Where the $25M Will Go: Scaling Experts and Products
Expect the capital to scale expert recruitment and deepen product capabilities. Priority areas likely include expanding Helix’s coverage across safety, tool-use fidelity, and multimodal benchmarks; automating reviewer workflows to reduce variance; and building more realistic reinforcement learning environments for agents operating across APIs and enterprise data. The company is also poised to widen its talent base for specialized domains—geospatial, chip design, biomedical coding—where credible subject-matter expertise is scarce.
Backers like A91 Partners, SIG, and Prosus have histories of supporting operationally intensive companies, suggesting a push to professionalize the expert network with stronger QA, privacy controls, and service-level guarantees that large labs increasingly demand.

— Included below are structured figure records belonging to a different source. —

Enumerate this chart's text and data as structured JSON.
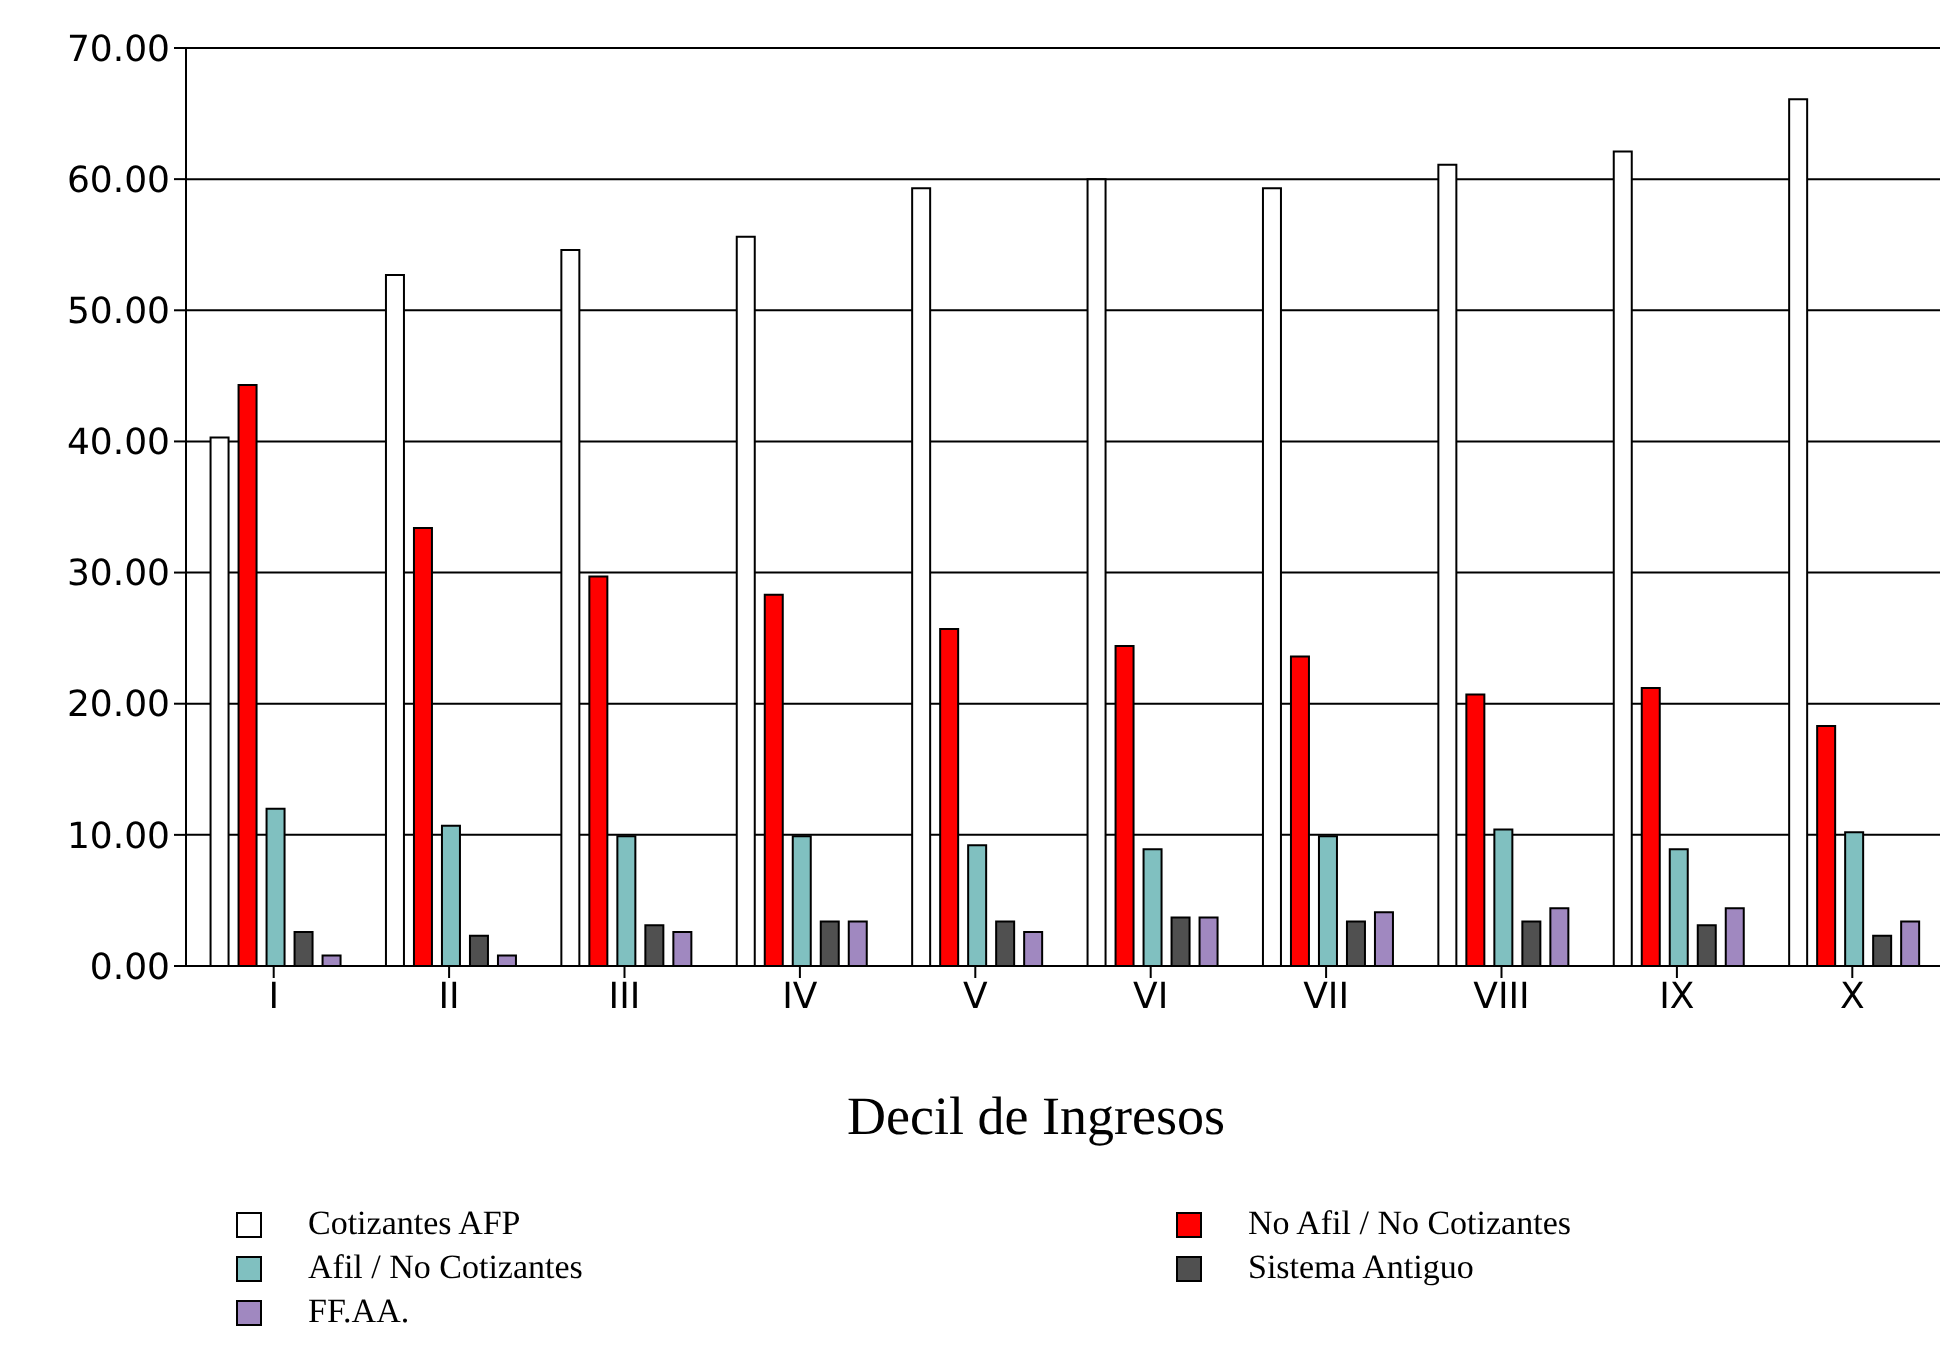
{
  "chart_data": {
    "type": "bar",
    "xlabel": "Decil de Ingresos",
    "categories": [
      "I",
      "II",
      "III",
      "IV",
      "V",
      "VI",
      "VII",
      "VIII",
      "IX",
      "X"
    ],
    "series": [
      {
        "name": "Cotizantes AFP",
        "color": "#ffffff",
        "values": [
          40.3,
          52.7,
          54.6,
          55.6,
          59.3,
          60.0,
          59.3,
          61.1,
          62.1,
          66.1
        ]
      },
      {
        "name": "No Afil / No Cotizantes",
        "color": "#ff0000",
        "values": [
          44.3,
          33.4,
          29.7,
          28.3,
          25.7,
          24.4,
          23.6,
          20.7,
          21.2,
          18.3
        ]
      },
      {
        "name": "Afil / No Cotizantes",
        "color": "#80c0c0",
        "values": [
          12.0,
          10.7,
          9.9,
          9.9,
          9.2,
          8.9,
          9.9,
          10.4,
          8.9,
          10.2
        ]
      },
      {
        "name": "Sistema Antiguo",
        "color": "#505050",
        "values": [
          2.6,
          2.3,
          3.1,
          3.4,
          3.4,
          3.7,
          3.4,
          3.4,
          3.1,
          2.3
        ]
      },
      {
        "name": "FF.AA.",
        "color": "#a088c0",
        "values": [
          0.8,
          0.8,
          2.6,
          3.4,
          2.6,
          3.7,
          4.1,
          4.4,
          4.4,
          3.4
        ]
      }
    ],
    "ylim": [
      0,
      70
    ],
    "yticks": [
      {
        "value": 0,
        "label": "0.00"
      },
      {
        "value": 10,
        "label": "10.00"
      },
      {
        "value": 20,
        "label": "20.00"
      },
      {
        "value": 30,
        "label": "30.00"
      },
      {
        "value": 40,
        "label": "40.00"
      },
      {
        "value": 50,
        "label": "50.00"
      },
      {
        "value": 60,
        "label": "60.00"
      },
      {
        "value": 70,
        "label": "70.00"
      }
    ],
    "grid": "y",
    "legend": "bottom"
  }
}
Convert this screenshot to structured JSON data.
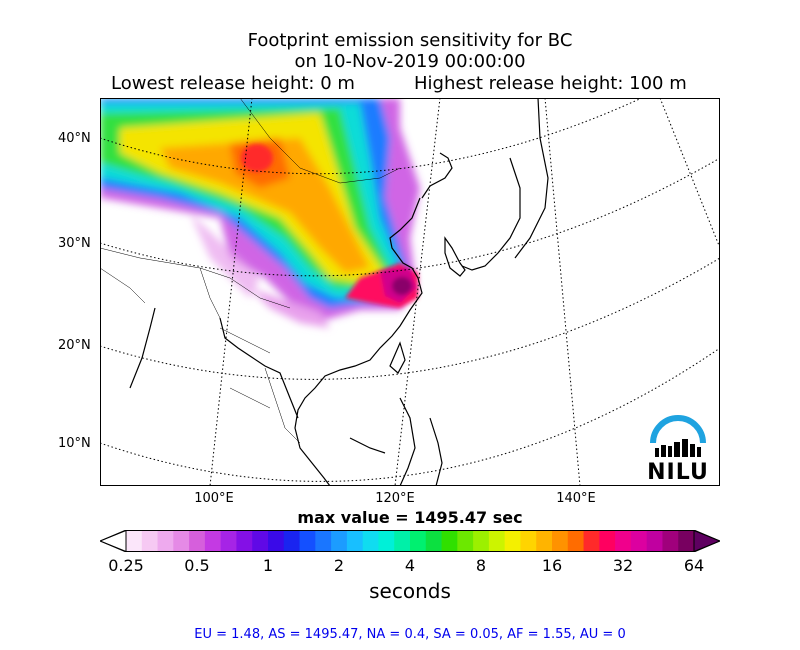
{
  "title": {
    "line1": "Footprint emission sensitivity for BC",
    "line2": "on 10-Nov-2019 00:00:00",
    "lowest_release": "Lowest release height: 0 m",
    "highest_release": "Highest release height: 100 m"
  },
  "map": {
    "lat_labels": [
      "40°N",
      "30°N",
      "20°N",
      "10°N"
    ],
    "lon_labels": [
      "100°E",
      "120°E",
      "140°E"
    ],
    "max_value": "max value = 1495.47 sec"
  },
  "colorbar": {
    "ticks": [
      "0.25",
      "0.5",
      "1",
      "2",
      "4",
      "8",
      "16",
      "32",
      "64"
    ],
    "unit": "seconds",
    "colors": [
      "#fbe6fa",
      "#f6c9f3",
      "#eeaaee",
      "#e58ae6",
      "#d65fdc",
      "#c43ae3",
      "#a624e6",
      "#8410e6",
      "#6009e6",
      "#3a0ae8",
      "#1a24f0",
      "#1450ff",
      "#1a76ff",
      "#1c9cff",
      "#18bfff",
      "#10dcf0",
      "#00f0d8",
      "#00f0a8",
      "#00f070",
      "#0ce040",
      "#30e000",
      "#6ce800",
      "#9cf000",
      "#ccf400",
      "#f4f000",
      "#ffd400",
      "#ffb400",
      "#ff9200",
      "#ff6c00",
      "#ff2a2a",
      "#ff0060",
      "#f0008c",
      "#dc00a0",
      "#c000a0",
      "#a0007c",
      "#780060"
    ],
    "low_extend_color": "#ffffff",
    "high_extend_color": "#5e0060"
  },
  "footer": "EU = 1.48,  AS = 1495.47,  NA = 0.4,  SA = 0.05,  AF = 1.55,  AU = 0",
  "logo": {
    "text": "NILU",
    "arc_color": "#1fa3e0"
  }
}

What It Means for India’s Evolving Role in AI
Deccan’s strategy underscores India’s position in the AI value chain: building the expert scaffolding that turns frontier models into dependable products. While the cutting edge of model pretraining remains concentrated among a few U.S. and Chinese players, the labor-intensive, high-skill layers of evaluation and reinforcement learning are becoming India’s proving ground. If Deccan sustains quality at scale, it will not only pressure rivals like Mercor and Turing but also set a template for India-led expert platforms in safety-critical AI workflows.
The bigger takeaway: as AI moves from demos to deployment, the bottleneck shifts from compute alone to disciplined human expertise. Deccan’s $25 million raise is a wager that the next leap in reliability will be won as much in expertly managed post-training pipelines as in the training run itself.